MY FAVOURITE SERIAL KILLERS
Alongside our native English genius for science, literature and mindless violence, we have produced some of the world’s finest - and most distinctive - serial killers. It may be regrettable, but they’re hugely popular entertainment figures; see the numerous shows on a dedicated Sky channel.
And I say English advisedly. The only Scots one can think of are ‘Bible John’, Nicola Sturgeon and Denis Nilson - who performed in the archetypally dreary English suburb of Muswell Hill.
Wales and Northern Ireland score ‘null points’.

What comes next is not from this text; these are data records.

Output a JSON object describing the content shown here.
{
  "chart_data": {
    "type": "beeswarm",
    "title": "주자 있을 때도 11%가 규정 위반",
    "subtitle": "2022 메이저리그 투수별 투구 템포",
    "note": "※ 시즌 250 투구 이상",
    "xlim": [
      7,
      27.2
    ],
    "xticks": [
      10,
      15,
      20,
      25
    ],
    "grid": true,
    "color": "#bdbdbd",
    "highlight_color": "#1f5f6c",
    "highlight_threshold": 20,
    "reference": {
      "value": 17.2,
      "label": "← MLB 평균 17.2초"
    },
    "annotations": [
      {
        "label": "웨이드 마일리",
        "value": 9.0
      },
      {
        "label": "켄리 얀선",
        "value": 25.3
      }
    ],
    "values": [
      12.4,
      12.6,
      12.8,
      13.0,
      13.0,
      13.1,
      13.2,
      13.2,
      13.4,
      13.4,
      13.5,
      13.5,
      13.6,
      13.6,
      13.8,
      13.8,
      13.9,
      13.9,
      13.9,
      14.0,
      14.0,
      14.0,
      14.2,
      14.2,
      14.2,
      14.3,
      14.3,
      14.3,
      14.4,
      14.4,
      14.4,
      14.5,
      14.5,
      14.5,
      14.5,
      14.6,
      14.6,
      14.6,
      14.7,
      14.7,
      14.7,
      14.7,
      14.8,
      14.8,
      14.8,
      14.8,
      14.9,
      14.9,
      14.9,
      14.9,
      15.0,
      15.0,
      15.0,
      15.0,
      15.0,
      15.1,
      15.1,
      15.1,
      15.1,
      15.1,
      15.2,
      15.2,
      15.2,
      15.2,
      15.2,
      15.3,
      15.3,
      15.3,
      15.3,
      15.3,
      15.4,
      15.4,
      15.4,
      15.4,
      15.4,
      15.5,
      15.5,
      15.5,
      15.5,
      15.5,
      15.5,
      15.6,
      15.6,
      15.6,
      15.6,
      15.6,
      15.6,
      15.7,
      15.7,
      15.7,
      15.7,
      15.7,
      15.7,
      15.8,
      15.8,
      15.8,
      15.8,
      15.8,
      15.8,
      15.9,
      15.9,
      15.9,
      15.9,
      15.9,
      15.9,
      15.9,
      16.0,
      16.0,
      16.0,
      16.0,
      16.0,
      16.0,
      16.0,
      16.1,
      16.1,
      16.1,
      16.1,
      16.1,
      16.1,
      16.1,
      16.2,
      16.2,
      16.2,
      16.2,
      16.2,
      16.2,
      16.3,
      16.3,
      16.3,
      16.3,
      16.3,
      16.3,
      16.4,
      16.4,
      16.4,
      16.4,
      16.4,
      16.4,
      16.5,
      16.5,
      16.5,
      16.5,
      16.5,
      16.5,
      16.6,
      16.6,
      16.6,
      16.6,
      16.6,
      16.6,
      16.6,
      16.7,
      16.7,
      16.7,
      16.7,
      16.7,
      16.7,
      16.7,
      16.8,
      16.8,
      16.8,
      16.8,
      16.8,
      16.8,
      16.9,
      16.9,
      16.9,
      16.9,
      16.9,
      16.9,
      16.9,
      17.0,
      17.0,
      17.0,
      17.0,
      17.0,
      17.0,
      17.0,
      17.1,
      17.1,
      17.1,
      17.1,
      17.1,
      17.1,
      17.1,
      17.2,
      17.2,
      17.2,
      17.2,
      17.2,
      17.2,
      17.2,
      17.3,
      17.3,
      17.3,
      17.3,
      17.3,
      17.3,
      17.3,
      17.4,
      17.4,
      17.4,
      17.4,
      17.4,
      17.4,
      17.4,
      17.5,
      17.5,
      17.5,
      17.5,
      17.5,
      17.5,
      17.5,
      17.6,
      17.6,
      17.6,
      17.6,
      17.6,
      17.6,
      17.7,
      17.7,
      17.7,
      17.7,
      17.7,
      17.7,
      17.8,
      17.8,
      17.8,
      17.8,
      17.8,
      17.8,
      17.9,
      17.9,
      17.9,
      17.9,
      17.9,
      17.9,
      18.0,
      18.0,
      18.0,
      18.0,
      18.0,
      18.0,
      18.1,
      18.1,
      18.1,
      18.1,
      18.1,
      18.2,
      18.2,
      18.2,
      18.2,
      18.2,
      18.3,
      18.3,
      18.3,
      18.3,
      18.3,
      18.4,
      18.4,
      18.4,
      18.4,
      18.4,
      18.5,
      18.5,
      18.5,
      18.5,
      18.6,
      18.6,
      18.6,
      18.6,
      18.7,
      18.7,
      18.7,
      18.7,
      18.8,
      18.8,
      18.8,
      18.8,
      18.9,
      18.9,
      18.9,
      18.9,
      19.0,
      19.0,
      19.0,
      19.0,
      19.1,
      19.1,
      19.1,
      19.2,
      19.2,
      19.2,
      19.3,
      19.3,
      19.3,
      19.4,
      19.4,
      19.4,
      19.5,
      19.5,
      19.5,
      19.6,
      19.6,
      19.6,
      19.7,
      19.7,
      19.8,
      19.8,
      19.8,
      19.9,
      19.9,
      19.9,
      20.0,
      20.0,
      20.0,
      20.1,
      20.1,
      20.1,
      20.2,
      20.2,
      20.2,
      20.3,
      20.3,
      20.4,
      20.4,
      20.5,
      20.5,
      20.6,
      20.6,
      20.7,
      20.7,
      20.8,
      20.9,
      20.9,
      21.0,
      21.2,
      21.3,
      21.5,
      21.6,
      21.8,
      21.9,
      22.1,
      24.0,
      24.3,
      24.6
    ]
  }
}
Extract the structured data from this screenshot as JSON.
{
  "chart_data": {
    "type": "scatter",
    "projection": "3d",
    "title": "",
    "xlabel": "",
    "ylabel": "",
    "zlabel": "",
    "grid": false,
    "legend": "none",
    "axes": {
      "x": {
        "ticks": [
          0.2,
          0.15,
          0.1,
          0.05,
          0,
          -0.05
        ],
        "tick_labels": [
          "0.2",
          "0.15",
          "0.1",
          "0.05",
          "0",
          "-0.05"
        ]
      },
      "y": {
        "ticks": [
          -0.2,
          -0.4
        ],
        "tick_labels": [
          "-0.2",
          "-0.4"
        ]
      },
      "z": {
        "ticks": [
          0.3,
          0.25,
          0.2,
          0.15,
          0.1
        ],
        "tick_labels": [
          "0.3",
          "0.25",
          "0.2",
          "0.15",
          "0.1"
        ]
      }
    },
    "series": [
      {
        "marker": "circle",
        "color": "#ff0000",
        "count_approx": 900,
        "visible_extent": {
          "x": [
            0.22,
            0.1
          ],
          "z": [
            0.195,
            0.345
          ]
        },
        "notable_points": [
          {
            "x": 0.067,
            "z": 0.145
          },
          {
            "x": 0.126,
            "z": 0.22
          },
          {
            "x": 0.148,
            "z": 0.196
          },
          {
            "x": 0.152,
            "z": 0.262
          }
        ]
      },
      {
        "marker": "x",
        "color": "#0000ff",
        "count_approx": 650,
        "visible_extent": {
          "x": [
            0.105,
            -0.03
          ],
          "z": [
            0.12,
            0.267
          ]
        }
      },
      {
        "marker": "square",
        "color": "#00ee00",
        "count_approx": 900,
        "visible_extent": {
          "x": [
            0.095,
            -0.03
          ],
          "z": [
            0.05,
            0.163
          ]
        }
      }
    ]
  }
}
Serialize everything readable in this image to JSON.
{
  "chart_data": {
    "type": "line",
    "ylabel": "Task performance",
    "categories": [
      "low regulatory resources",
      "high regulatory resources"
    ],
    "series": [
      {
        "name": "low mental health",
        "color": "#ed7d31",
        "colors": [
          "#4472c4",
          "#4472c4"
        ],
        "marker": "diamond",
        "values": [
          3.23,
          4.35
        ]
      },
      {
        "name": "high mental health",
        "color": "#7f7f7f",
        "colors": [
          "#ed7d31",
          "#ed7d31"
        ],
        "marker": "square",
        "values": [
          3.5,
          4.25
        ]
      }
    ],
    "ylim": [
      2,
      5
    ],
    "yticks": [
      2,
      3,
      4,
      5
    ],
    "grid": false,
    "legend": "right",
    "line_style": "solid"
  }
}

As Orwell famously observed, there’s something intensely English - in setting, humour and style - about all of this grisly crew:
‘Saucy’ Jack the Ripper: What can one say? The founding father for true crime nut-jobs. And definitely English - I reject the absurd theories about Polish hairdressers or Russian anarchists. My candidate is Cross, who ‘discovered’ the first victim but was in fact finishing the poor lady off. His ‘Dear Boss’ letters are funnier than anything from BBC comedy for many decades.
Harold ‘Fred’ (to his friends and/or victims) Shipman: A damn good doctor if one avoided his legendary flu jabs. Thank God he was pre-Covid, or the death toll might have approached that suggested by the clown Ferguson, at Imperial College. Who can forget Fred’s blustering appearance - emerging from his Volvo in a green gilet - when the Hythe surgery was finally raided? The delightful Primrose completes the picture.
John ‘acid bath’ Haigh: A true gent, if one wasn’t being dissolved in sulphuric or hydrochloric acid. Terrific sense of humour. He went to the gallows with a note in his jacket pocket, requesting the suit was donated to Madame Tussauds.
John ‘just a whiff of gas’ Christie: Who can forget Dickie Attenborough’s performance, as he administered the ‘Carbon monoxide or, as we call it in the medical profession, C O two’? Truly hilarious, unless one was walled up in his grotty kitchen. But it has to be said, a more likable figure than most who now live in Notting Hill. On the gallows he complained of an itchy nose and Pierrepoint said ‘don’t worry, I can fix that’, pulling the lever.
Fred West: Half man, half werewolf he may have appeared, yet the ladies loved his cheeky grin and 70s sideburns. Expert builder, whose terrifying hooker wife Rose completed a model family where games of sardines had horrific endings. Fred was a typical shire-man, a warning to idiots who eulogise rural England.
Denis Nilson: Honorary Englishman and Stranglers fan. Keen on home cooking, Denis annoyed the local sewer men with what they thought was an addiction to KFC, bones and skin blocking the drains. One time too many - and the rest is history. Less dangerous than many Scots.